Sem música a vida seria um exílio
 Nietzsche

Prefiro ser essa metamorfose ambulante
Raul Seixas


Para Djacir Soares e Chico Barros.


PRIMEIRO ACORDE DA CANÇÃO


Muitos são sabedores das inclinações de Friedrich Nietzsche para a música e das  letras das canções de Raul Seixas apresentarem um quê de filosofia, tendo o primeiro realizado, para aquém do seu pensamento, algumas poucas composições e o segundo, para além da sua música, ter adquirido a fama de filósofo do rock.

Então, em que esquinas da vida poderiam se encontrar tais senhores? Em que momento, se é que existe mesmo esse momento, a música produzida por Raul Seixas se aproxima da filosofia de Friedrich Nietzsche? Vejamos...

O CASO NIETZSCHE

Nietzsche nasceu em Röcken, pequena cidade próxima a Leipzig, em 15 de outubro de 1844. Em homenagem ao rei da Prússia, que fazia aniversário naquela data, foi batizado Friedrich Wilhelm.
Nascido em uma família historicamente vinculada à Igreja Luterana, seu pai e seu avô haviam ensinado teologia e sua mãe era filha e neta de pastores luteranos; segundo RUSSELL [2001:372], esta circunstância conferiu ao seu lar um fundo de piedade e retidão;  matiz que se conserva no tom altamente moral das obras de Nietzsche, mesmo nas mais rebeldes.
Segundo nos informa HALÉVY (s/d),

O pequeno Nietzsche foi tardo em falar. Olhava para todas as coisas com olhos graves, e calava-se. Aos dois anos e meio, diz sua primeira palavra. O pastor gosta muito deste companheiro silencioso e leva-o com prazer nos seus passeios. [...]Nietzsche jamais se esqueceu do som dos sinos longínquos sobre a planície imensa e semeada de lagos, nem da impressão de sua mão apertada na forte mão de seu pai. [HALÉVY, s/d: 7]

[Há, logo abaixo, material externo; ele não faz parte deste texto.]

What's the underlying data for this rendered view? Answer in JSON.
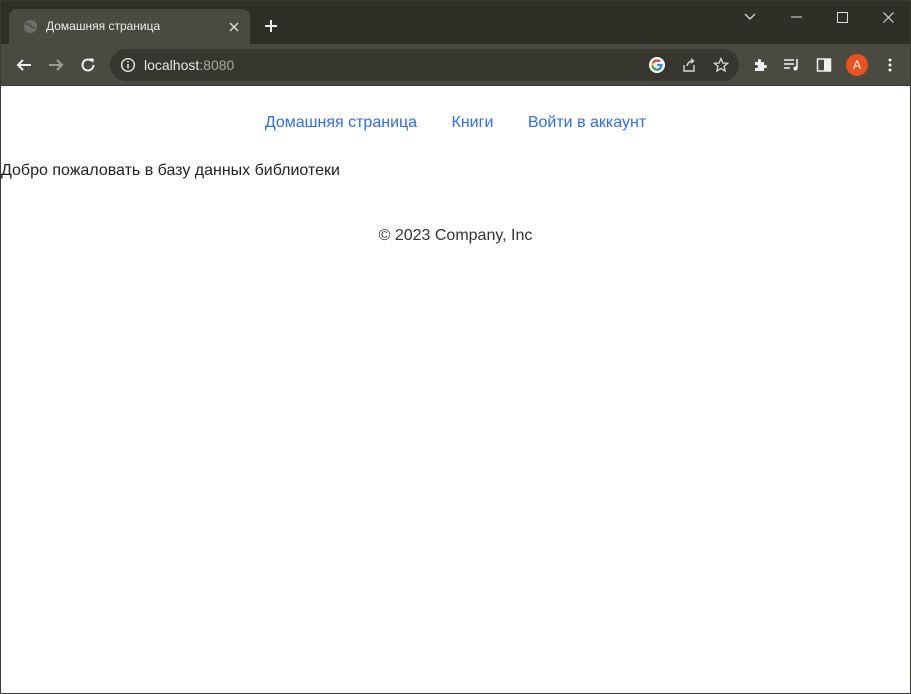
{
  "browser": {
    "tab": {
      "title": "Домашняя страница"
    },
    "address": {
      "host": "localhost",
      "port": ":8080"
    },
    "profile": {
      "initial": "A",
      "color": "#e8531f"
    }
  },
  "page": {
    "nav": [
      {
        "label": "Домашняя страница"
      },
      {
        "label": "Книги"
      },
      {
        "label": "Войти в аккаунт"
      }
    ],
    "welcome": "Добро пожаловать в базу данных библиотеки",
    "footer": "© 2023 Company, Inc",
    "link_color": "#2f6fde"
  }
}
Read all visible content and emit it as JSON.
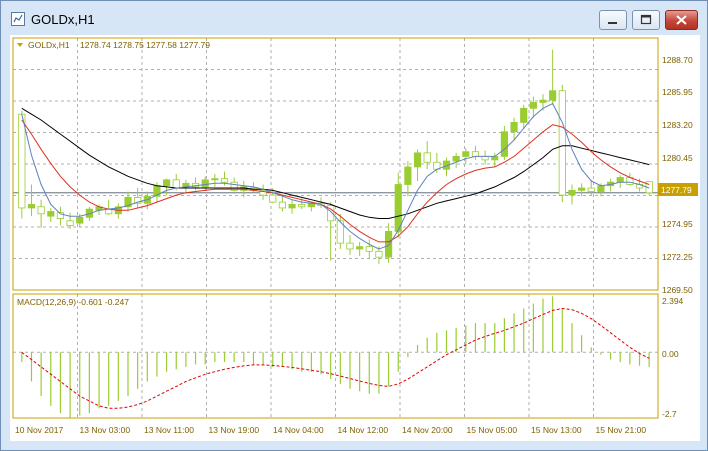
{
  "window": {
    "title": "GOLDx,H1",
    "buttons": {
      "minimize": "minimize",
      "maximize": "maximize",
      "close": "close"
    }
  },
  "legend": {
    "symbol": "GOLDx,H1",
    "ohlc": "1278.74 1278.75 1277.58 1277.79"
  },
  "macd_legend": "MACD(12,26,9) -0.601 -0.247",
  "price_axis": {
    "labels": [
      "1288.70",
      "1285.95",
      "1283.20",
      "1280.45",
      "1274.95",
      "1272.25",
      "1269.50"
    ],
    "current": "1277.79"
  },
  "macd_axis": {
    "labels": [
      "2.394",
      "0.00",
      "-2.7"
    ]
  },
  "time_axis": [
    "10 Nov 2017",
    "13 Nov 03:00",
    "13 Nov 11:00",
    "13 Nov 19:00",
    "14 Nov 04:00",
    "14 Nov 12:00",
    "14 Nov 20:00",
    "15 Nov 05:00",
    "15 Nov 13:00",
    "15 Nov 21:00"
  ],
  "colors": {
    "candle": "#9acd32",
    "frame": "#c8a000",
    "grid": "#b0b0b0",
    "ma_fast": "#6080c0",
    "ma_mid": "#e03020",
    "ma_slow": "#000000",
    "signal": "#e00000",
    "bid": "#4a5a6a"
  },
  "chart_data": {
    "type": "candlestick",
    "price_range": [
      1269.5,
      1291.0
    ],
    "macd_range": [
      -2.7,
      2.394
    ],
    "candles": [
      [
        1284.5,
        1284.8,
        1275.6,
        1276.5
      ],
      [
        1276.5,
        1278.5,
        1275.8,
        1276.8
      ],
      [
        1276.6,
        1277.2,
        1274.8,
        1276.0
      ],
      [
        1275.8,
        1276.5,
        1275.3,
        1276.2
      ],
      [
        1276.1,
        1276.6,
        1275.0,
        1275.6
      ],
      [
        1275.4,
        1276.1,
        1274.7,
        1275.0
      ],
      [
        1275.2,
        1276.0,
        1274.9,
        1275.7
      ],
      [
        1275.7,
        1276.6,
        1275.4,
        1276.4
      ],
      [
        1276.3,
        1276.8,
        1275.9,
        1276.6
      ],
      [
        1276.4,
        1277.2,
        1275.9,
        1276.0
      ],
      [
        1276.0,
        1276.9,
        1275.6,
        1276.6
      ],
      [
        1276.6,
        1277.9,
        1276.2,
        1277.4
      ],
      [
        1277.4,
        1278.2,
        1276.5,
        1276.9
      ],
      [
        1276.9,
        1277.9,
        1276.4,
        1277.5
      ],
      [
        1277.5,
        1278.7,
        1277.0,
        1278.4
      ],
      [
        1278.4,
        1279.0,
        1277.6,
        1278.9
      ],
      [
        1278.9,
        1279.4,
        1278.0,
        1278.2
      ],
      [
        1278.3,
        1278.9,
        1277.7,
        1278.6
      ],
      [
        1278.6,
        1279.1,
        1278.0,
        1278.3
      ],
      [
        1278.3,
        1279.2,
        1278.0,
        1278.9
      ],
      [
        1278.9,
        1279.4,
        1278.3,
        1279.0
      ],
      [
        1279.0,
        1279.6,
        1278.4,
        1278.7
      ],
      [
        1278.7,
        1279.1,
        1277.9,
        1278.0
      ],
      [
        1278.0,
        1278.8,
        1277.4,
        1278.3
      ],
      [
        1278.2,
        1278.7,
        1277.8,
        1278.0
      ],
      [
        1278.0,
        1278.5,
        1277.2,
        1277.6
      ],
      [
        1277.6,
        1278.2,
        1276.9,
        1277.0
      ],
      [
        1277.0,
        1277.6,
        1276.2,
        1276.5
      ],
      [
        1276.5,
        1277.2,
        1276.0,
        1276.8
      ],
      [
        1276.8,
        1277.3,
        1276.4,
        1276.6
      ],
      [
        1276.6,
        1277.0,
        1276.2,
        1276.9
      ],
      [
        1276.9,
        1277.4,
        1276.5,
        1276.7
      ],
      [
        1276.7,
        1277.0,
        1272.0,
        1275.4
      ],
      [
        1275.4,
        1276.0,
        1273.0,
        1273.5
      ],
      [
        1273.5,
        1274.2,
        1272.5,
        1273.0
      ],
      [
        1273.0,
        1273.6,
        1272.4,
        1273.2
      ],
      [
        1273.2,
        1273.8,
        1272.2,
        1272.8
      ],
      [
        1272.8,
        1273.2,
        1271.7,
        1272.3
      ],
      [
        1272.3,
        1275.2,
        1271.8,
        1274.5
      ],
      [
        1274.5,
        1279.5,
        1274.0,
        1278.5
      ],
      [
        1278.5,
        1280.5,
        1277.5,
        1280.0
      ],
      [
        1280.0,
        1281.5,
        1278.8,
        1281.2
      ],
      [
        1281.2,
        1282.2,
        1279.8,
        1280.4
      ],
      [
        1280.4,
        1281.2,
        1279.5,
        1279.8
      ],
      [
        1279.8,
        1280.8,
        1279.2,
        1280.5
      ],
      [
        1280.5,
        1281.2,
        1279.9,
        1280.9
      ],
      [
        1280.9,
        1281.6,
        1280.3,
        1281.3
      ],
      [
        1281.3,
        1281.8,
        1280.6,
        1280.9
      ],
      [
        1280.9,
        1281.4,
        1280.2,
        1280.6
      ],
      [
        1280.6,
        1281.2,
        1280.0,
        1280.9
      ],
      [
        1280.9,
        1283.5,
        1280.6,
        1283.0
      ],
      [
        1283.0,
        1284.2,
        1282.3,
        1283.8
      ],
      [
        1283.8,
        1285.3,
        1283.3,
        1285.0
      ],
      [
        1285.0,
        1286.0,
        1284.2,
        1285.5
      ],
      [
        1285.5,
        1286.2,
        1284.8,
        1285.7
      ],
      [
        1285.7,
        1290.0,
        1285.3,
        1286.5
      ],
      [
        1286.5,
        1287.0,
        1277.0,
        1277.6
      ],
      [
        1277.6,
        1278.5,
        1276.8,
        1278.0
      ],
      [
        1278.0,
        1278.6,
        1277.5,
        1278.2
      ],
      [
        1278.2,
        1278.9,
        1277.6,
        1277.9
      ],
      [
        1277.9,
        1278.6,
        1277.5,
        1278.4
      ],
      [
        1278.4,
        1279.0,
        1277.9,
        1278.7
      ],
      [
        1278.7,
        1279.3,
        1278.2,
        1279.1
      ],
      [
        1279.1,
        1279.5,
        1278.4,
        1278.5
      ],
      [
        1278.5,
        1279.0,
        1277.9,
        1278.2
      ],
      [
        1278.74,
        1278.75,
        1277.58,
        1277.79
      ]
    ],
    "ma_fast": [
      1284.5,
      1281.0,
      1278.5,
      1276.8,
      1276.0,
      1275.8,
      1275.8,
      1276.0,
      1276.3,
      1276.4,
      1276.5,
      1276.7,
      1277.0,
      1277.2,
      1277.6,
      1278.0,
      1278.2,
      1278.3,
      1278.4,
      1278.5,
      1278.6,
      1278.6,
      1278.5,
      1278.4,
      1278.3,
      1278.1,
      1277.8,
      1277.5,
      1277.2,
      1277.0,
      1276.9,
      1276.8,
      1276.2,
      1275.3,
      1274.5,
      1273.9,
      1273.4,
      1273.0,
      1273.3,
      1274.6,
      1276.3,
      1278.0,
      1279.2,
      1279.8,
      1280.1,
      1280.4,
      1280.7,
      1280.9,
      1280.9,
      1280.9,
      1281.5,
      1282.3,
      1283.3,
      1284.3,
      1285.0,
      1285.4,
      1283.8,
      1281.5,
      1279.8,
      1278.8,
      1278.4,
      1278.5,
      1278.7,
      1278.7,
      1278.5,
      1278.2
    ],
    "ma_mid": [
      1284.0,
      1282.8,
      1281.5,
      1280.3,
      1279.2,
      1278.3,
      1277.6,
      1277.0,
      1276.6,
      1276.4,
      1276.3,
      1276.3,
      1276.5,
      1276.7,
      1277.0,
      1277.3,
      1277.6,
      1277.8,
      1277.9,
      1278.0,
      1278.1,
      1278.1,
      1278.1,
      1278.1,
      1278.0,
      1277.9,
      1277.8,
      1277.6,
      1277.4,
      1277.2,
      1277.0,
      1276.8,
      1276.4,
      1275.8,
      1275.1,
      1274.5,
      1274.0,
      1273.6,
      1273.6,
      1274.1,
      1274.9,
      1276.0,
      1277.0,
      1277.8,
      1278.5,
      1279.0,
      1279.4,
      1279.7,
      1279.9,
      1280.0,
      1280.4,
      1280.9,
      1281.6,
      1282.3,
      1283.0,
      1283.6,
      1283.4,
      1282.8,
      1282.1,
      1281.3,
      1280.6,
      1280.0,
      1279.5,
      1279.1,
      1278.8,
      1278.5
    ],
    "ma_slow": [
      1285.0,
      1284.5,
      1284.0,
      1283.4,
      1282.8,
      1282.2,
      1281.6,
      1281.0,
      1280.5,
      1280.0,
      1279.6,
      1279.2,
      1278.9,
      1278.6,
      1278.4,
      1278.3,
      1278.2,
      1278.2,
      1278.2,
      1278.2,
      1278.2,
      1278.2,
      1278.2,
      1278.2,
      1278.1,
      1278.1,
      1278.0,
      1277.8,
      1277.6,
      1277.4,
      1277.2,
      1277.0,
      1276.8,
      1276.5,
      1276.2,
      1275.9,
      1275.7,
      1275.6,
      1275.6,
      1275.8,
      1276.0,
      1276.3,
      1276.6,
      1276.9,
      1277.1,
      1277.3,
      1277.5,
      1277.7,
      1278.0,
      1278.3,
      1278.7,
      1279.1,
      1279.6,
      1280.2,
      1280.8,
      1281.5,
      1281.8,
      1281.8,
      1281.6,
      1281.4,
      1281.2,
      1281.0,
      1280.8,
      1280.6,
      1280.4,
      1280.2
    ],
    "macd_hist": [
      -0.4,
      -1.2,
      -1.8,
      -2.2,
      -2.5,
      -2.7,
      -2.6,
      -2.5,
      -2.3,
      -2.2,
      -2.0,
      -1.8,
      -1.5,
      -1.2,
      -1.0,
      -0.8,
      -0.7,
      -0.6,
      -0.5,
      -0.5,
      -0.4,
      -0.4,
      -0.4,
      -0.4,
      -0.5,
      -0.5,
      -0.6,
      -0.6,
      -0.7,
      -0.8,
      -0.8,
      -0.9,
      -1.1,
      -1.3,
      -1.5,
      -1.6,
      -1.7,
      -1.7,
      -1.4,
      -0.8,
      -0.2,
      0.3,
      0.6,
      0.8,
      0.9,
      1.0,
      1.1,
      1.2,
      1.2,
      1.2,
      1.4,
      1.6,
      1.8,
      2.0,
      2.2,
      2.3,
      1.8,
      1.2,
      0.7,
      0.2,
      -0.1,
      -0.3,
      -0.4,
      -0.5,
      -0.55,
      -0.601
    ],
    "macd_signal": [
      0.0,
      -0.3,
      -0.6,
      -0.9,
      -1.2,
      -1.5,
      -1.8,
      -2.0,
      -2.2,
      -2.3,
      -2.3,
      -2.25,
      -2.15,
      -2.0,
      -1.8,
      -1.6,
      -1.4,
      -1.2,
      -1.05,
      -0.9,
      -0.8,
      -0.7,
      -0.62,
      -0.56,
      -0.52,
      -0.52,
      -0.54,
      -0.58,
      -0.62,
      -0.68,
      -0.74,
      -0.8,
      -0.88,
      -0.98,
      -1.08,
      -1.18,
      -1.28,
      -1.36,
      -1.4,
      -1.3,
      -1.1,
      -0.85,
      -0.6,
      -0.35,
      -0.1,
      0.1,
      0.3,
      0.5,
      0.65,
      0.78,
      0.9,
      1.05,
      1.2,
      1.38,
      1.55,
      1.72,
      1.8,
      1.75,
      1.6,
      1.38,
      1.1,
      0.8,
      0.5,
      0.2,
      -0.05,
      -0.247
    ]
  }
}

Seu pai, no mês de agosto de 1848, enquanto tentava consertar o telhado da igreja da paróquia onde era pastor, tombou do alto de uma escadaria e bateu violentamente com a cabeça nas pedras da calçada. O choque precipitou a eclosão de uma terrível doença. Karl-Ludwig Nietzsche, homem culto e delicado, perdeu a razão e morreu depois de um ano de loucura e sofrimento.
No mesmo ano, 1849, morre Joseph, irmão caçula de Friedrich Wilhelm.
A mãe, por conta dos últimos acontecimentos, mudou-se com a família para Naumburg, pequena cidade às margens do Saale, onde durante os dez anos seguintes viveria o pequeno Nietzsche em companhia de sua mãe, Franziska, e de sua irmã, Elizabeth, dois anos mais moça que ele – além da avó e duas tias.
Como todos os homens da família, quis também um dia ser pastor – um dos eleitos que vivem perto de Deus e falam em seu nome; tanto era o seu intento e dedicação que chegou mesmo a ser cognominado, pelos seus colegas de escola, “pequeno pastor”.
Deste período registram-se suas primeiras tentativas como compositor e poeta.
Segundo HALËVI [s/d],

Aos nove anos, suas inclinações artísticas se estenderam: a música foi-lhe revelada por um coro de Haendel que ouviu na igreja. Estudou piano. Escreveu versos e, mãe, avó, tias e irmã receberam, em cada aniversário, um poema com sua respectiva música. [...]Tivera, desde a primeira infância, o instinto da frase e da palavra, do pensamento visível. Não cessou de escrever, e nem uma nuance de sua inquietação nos ficou escondida. [HALÉVY, s/d:14].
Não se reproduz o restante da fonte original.